The term ‘frame’ has gained great currency over the last two decades in relation to contemporary philosophy and discourse studies. Its usage in the current context melds the intellectual, emotional and physical meanings attributed to the term by most dictionaries such that it supplements the intellectual identification of ‘an established order, plan, scheme, [or] system’ with both the human qualities of a ‘mental or emotional disposition or state’ and the more physical meaning of ‘a skeleton structure or support’. Significantly the term also has the meanings of ‘to give shape, expression, or direction to’, ‘to adapt, adjust, fit to or into’, and thus ‘to conform’. In this sense the

frame is literally that which surrounds, borders or contains – that which sets boundaries.

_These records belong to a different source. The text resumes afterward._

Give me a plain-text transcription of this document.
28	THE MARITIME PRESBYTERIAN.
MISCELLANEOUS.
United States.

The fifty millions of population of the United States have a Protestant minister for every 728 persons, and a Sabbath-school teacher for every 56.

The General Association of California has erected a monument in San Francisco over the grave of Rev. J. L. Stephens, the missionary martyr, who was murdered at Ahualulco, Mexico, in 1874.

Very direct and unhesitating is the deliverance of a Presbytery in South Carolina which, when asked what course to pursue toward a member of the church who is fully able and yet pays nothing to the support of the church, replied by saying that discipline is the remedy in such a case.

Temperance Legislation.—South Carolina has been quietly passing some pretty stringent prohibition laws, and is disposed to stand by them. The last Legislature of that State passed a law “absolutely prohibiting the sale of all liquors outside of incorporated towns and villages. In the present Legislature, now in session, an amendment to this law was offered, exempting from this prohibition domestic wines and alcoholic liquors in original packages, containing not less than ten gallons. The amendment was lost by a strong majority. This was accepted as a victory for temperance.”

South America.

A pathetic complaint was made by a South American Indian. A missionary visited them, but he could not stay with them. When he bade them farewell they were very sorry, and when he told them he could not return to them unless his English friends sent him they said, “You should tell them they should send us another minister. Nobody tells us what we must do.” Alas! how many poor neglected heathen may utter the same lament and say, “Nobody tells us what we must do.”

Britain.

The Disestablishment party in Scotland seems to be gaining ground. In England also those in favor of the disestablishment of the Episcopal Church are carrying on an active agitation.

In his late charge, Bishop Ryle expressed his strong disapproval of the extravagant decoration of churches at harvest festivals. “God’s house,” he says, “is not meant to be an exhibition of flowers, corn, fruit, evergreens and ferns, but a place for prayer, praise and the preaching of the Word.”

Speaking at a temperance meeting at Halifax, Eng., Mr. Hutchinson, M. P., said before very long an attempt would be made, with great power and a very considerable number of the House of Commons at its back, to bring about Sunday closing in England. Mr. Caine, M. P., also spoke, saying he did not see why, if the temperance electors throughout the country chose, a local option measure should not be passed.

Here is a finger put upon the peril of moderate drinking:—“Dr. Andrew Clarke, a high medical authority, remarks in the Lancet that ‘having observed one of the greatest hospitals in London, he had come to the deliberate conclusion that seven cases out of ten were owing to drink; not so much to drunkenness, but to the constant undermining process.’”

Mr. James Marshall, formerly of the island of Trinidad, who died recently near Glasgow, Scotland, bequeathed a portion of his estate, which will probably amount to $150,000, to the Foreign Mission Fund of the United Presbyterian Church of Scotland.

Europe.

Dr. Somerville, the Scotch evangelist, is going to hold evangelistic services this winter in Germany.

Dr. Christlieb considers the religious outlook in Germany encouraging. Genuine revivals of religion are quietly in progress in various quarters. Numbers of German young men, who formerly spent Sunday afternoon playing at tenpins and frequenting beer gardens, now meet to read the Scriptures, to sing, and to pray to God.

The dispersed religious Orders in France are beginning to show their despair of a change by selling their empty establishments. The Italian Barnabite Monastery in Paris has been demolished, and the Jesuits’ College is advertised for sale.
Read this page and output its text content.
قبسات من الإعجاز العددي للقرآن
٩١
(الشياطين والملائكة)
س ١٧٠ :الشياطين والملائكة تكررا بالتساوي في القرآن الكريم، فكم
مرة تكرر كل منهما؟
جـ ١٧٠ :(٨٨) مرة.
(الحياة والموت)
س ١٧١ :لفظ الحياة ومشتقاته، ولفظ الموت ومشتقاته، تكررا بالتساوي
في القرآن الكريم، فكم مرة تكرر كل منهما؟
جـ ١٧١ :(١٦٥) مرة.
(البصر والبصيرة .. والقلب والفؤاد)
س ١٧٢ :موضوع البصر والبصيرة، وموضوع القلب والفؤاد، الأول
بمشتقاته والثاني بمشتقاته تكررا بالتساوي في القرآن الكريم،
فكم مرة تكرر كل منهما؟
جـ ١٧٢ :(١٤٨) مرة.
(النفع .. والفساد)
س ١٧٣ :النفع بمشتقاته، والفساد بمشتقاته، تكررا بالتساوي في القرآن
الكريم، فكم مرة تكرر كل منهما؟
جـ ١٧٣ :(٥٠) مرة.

As such it must be realized that the effects of such framing range from positive direction and focus in our thinking on the one hand to restriction and blind conformity on the other. Of the latter, the key questions are how does one recognize that one is constrained within a frame, how does one see outside it, how does one reveal on what foundations the framing propositions – self-evident, sensible, natural and apparently unquestionable in themselves – are based and how they are grounded, and why should one do this at all? In this sense, then, frames act like spectacles: we see the world through their lenses, without being aware of them, and with the firm belief that we see the world better for their assistance – undoubtedly with greater clarity but otherwise unchanged. Were that this were so! As many scholars from a variety of disciplines have shown us over the last 40 years – Thomas Kuhn on paradigms, Michel Foucault on discourse and regimes on truth, or Stanley Fish on communities of interpretation, to cite but three – while spectacles undoubtedly allow us to see more clearly, the view through them is inescapably mediated and precisely what we see clearly and why and how, are questions that should not be overlooked.